Vue du ciel la misère n’existe pas,
les ombres sur les dunes ne dissimulent pas la guerre,
les plaques de gel ne prouvent pas la permanence de l’hiver,
les champs de coton ne sont pas des cimetières d’esclaves.

Vu d’en  haut  tout est différent:
les chevaux chimériques et les crevasses dans la roche,
les forêts  anéanties par l’incendie provoqué,
les ruines enfouies  sous un manteau de sable.

Vue de haut la misère n’existe pas,
les villes incendiées sont des étoiles dans un firmament vert,
les bidonvilles font bel effet,   avec leurs  bigarrures,
les fléaux de sauterelles sont des nuées de brouillard merveilleux.

Vu d’en haut tout est différent:
un troupeau traversant  joyeux une rivière de l’Uruguay,
les villages lacustres dans les rivières des Philippines,
les caravanes de dromadaires arrivant à Tombouctou.

Vue du ciel la misère est différente,
se fond dans  l’immensité et ne se voit pas.

Pour cela sans doute  les esprits bien-pensants
préfèrent-ils  toujours les photographies aériennes.

 

 

LA TAVERNE SOUS-MARINE

 

Immergée dans les fonds vaseux,
là où les courants s’entremêlent,
au pied de l’immense  rocher  qui émerge de la mer,
celui qu’au Finistère on appelle “le Centolo”,
il y a une taverne  hantée de retrouvailles et de  nostalgies.

Là  descendent chargés de récits et de légendes,
d’anecdotes authentiques ou mensongères,
de mondes inventés et révolus,
ceux qui dorénavant seront sel, et sable, et eau, 
poudre d’algues et pâture pour les requins et les roussettes.

Ils racontent leurs voyages transatlantiques,
les zones sablonneuses des Rochers Vierges, là-bas à Terre-Neuve,
la Mer du Gamin et  du Russe surtout,
la Mer du Miracle et les morues géantes,
les phoques dans une mer où prolifèrent abysses et  prairies d’algues.

Ils parlent et ne cessent  de parler
des sirènes perverses qu’ils ont rencontrées,
au cours de leur périple gris au milieu des vagues de la marée,
des monstres qui firent chavirer  leurs bâteaux,
des vents violents produisant une grande frayeur.

Ils racontent le soleil de minuit, les aurores boréales,
les îles aux Ours et du Cheval, les banquises de glace,
les nuées de mouettes et de sternes, de fous et de fulmars,
qui d’un vol rasant attendent une ration de viscères,
que décharge dans un fleuve de sang la gouttière du pont. 

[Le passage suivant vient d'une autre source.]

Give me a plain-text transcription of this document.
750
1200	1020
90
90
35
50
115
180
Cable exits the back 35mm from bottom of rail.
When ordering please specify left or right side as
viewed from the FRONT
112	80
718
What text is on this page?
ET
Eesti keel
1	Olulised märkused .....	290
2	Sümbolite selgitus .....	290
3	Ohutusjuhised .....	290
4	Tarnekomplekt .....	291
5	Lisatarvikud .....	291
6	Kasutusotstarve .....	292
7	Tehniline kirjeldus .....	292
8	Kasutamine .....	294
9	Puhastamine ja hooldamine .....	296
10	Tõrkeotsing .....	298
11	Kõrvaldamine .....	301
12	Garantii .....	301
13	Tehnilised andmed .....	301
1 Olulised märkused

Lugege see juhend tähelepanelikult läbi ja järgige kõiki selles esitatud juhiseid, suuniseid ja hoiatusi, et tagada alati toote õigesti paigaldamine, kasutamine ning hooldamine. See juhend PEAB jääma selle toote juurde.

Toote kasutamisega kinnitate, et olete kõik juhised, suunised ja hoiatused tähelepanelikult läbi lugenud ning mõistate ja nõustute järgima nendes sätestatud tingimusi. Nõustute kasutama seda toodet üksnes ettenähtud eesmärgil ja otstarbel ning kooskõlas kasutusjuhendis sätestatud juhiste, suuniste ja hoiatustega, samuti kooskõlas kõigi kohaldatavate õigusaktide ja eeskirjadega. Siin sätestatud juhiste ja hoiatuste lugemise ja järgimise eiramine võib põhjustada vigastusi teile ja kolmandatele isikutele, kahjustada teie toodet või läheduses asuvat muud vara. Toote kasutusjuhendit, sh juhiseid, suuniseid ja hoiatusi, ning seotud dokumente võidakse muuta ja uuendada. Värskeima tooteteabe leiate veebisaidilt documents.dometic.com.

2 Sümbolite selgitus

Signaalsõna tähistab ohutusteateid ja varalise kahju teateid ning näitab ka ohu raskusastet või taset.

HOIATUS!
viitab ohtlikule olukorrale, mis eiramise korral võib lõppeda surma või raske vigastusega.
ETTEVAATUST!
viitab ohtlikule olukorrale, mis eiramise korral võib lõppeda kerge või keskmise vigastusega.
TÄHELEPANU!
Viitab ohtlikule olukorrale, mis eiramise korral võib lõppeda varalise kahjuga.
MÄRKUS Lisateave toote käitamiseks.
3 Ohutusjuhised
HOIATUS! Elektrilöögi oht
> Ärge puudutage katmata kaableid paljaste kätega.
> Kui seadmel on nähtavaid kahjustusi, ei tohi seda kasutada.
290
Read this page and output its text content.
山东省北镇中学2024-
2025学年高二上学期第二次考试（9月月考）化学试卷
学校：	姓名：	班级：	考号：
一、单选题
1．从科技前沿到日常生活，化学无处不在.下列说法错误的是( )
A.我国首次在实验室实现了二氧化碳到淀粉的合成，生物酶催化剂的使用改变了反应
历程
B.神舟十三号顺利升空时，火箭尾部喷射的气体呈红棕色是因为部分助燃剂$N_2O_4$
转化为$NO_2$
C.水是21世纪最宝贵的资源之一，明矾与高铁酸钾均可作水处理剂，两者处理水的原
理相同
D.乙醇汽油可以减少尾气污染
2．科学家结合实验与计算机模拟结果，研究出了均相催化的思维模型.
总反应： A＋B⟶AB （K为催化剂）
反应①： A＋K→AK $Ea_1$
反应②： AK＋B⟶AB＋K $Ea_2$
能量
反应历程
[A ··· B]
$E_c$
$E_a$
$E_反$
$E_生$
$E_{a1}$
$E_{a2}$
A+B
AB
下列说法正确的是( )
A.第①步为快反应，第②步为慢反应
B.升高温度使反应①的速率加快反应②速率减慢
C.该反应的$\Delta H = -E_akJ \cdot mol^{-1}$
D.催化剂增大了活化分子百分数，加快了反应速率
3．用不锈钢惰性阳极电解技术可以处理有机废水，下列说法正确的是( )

Ils parlent sans arrêt de leurs fils,
de ce qu’ils auraient aimé pour eux mais plus maintenant,
de  la séparation des fiancées et de leurs amoureux,
de ce qui aurait pû être et que la mer a englouti dans ses vagues écumeuses,
avec l’inexplicable fureur et l’indifférence de l’éclair.

Ils racontent et ne se lassent pas de conter,
ces vieux Simbad rêveurs d’histoires,
aux anatifes incustrés dans l’aine et les pieds,
qui parcoururent les sept mers et  sept autres encore,
jusqu’à retrouver le “Centolo” en revenant du bout du monde.

Ils parlent de traversées et de ports lointains,
de femmes esquimaudes et de capitaines scandinaves,
de matrones  travaillant sur les bâteaux communistes,
des bouddhas que les Japonais nourrissent chaque soir,
de la richesse du Cap et des misères de Dakar.

Ils ont découvert d’étranges trésors dans les gréements,
des calmars géants et des tonnes d’ambre gris,
des thons gros comme des veaux et des roues de tracteur,
des vestiges de naufrages et des cadavres palpitants,
des amphores de vin et des joyaux de coraux.

Submergée dans les fonds vaseux
au pied de l’immense rocher qui de la mer émerge
il y a une taverne hantée de retrouvailles et de nostalgies,
où par les nuits froides de forte  tempête         
on écoute la prière ancestrale des marins disparus.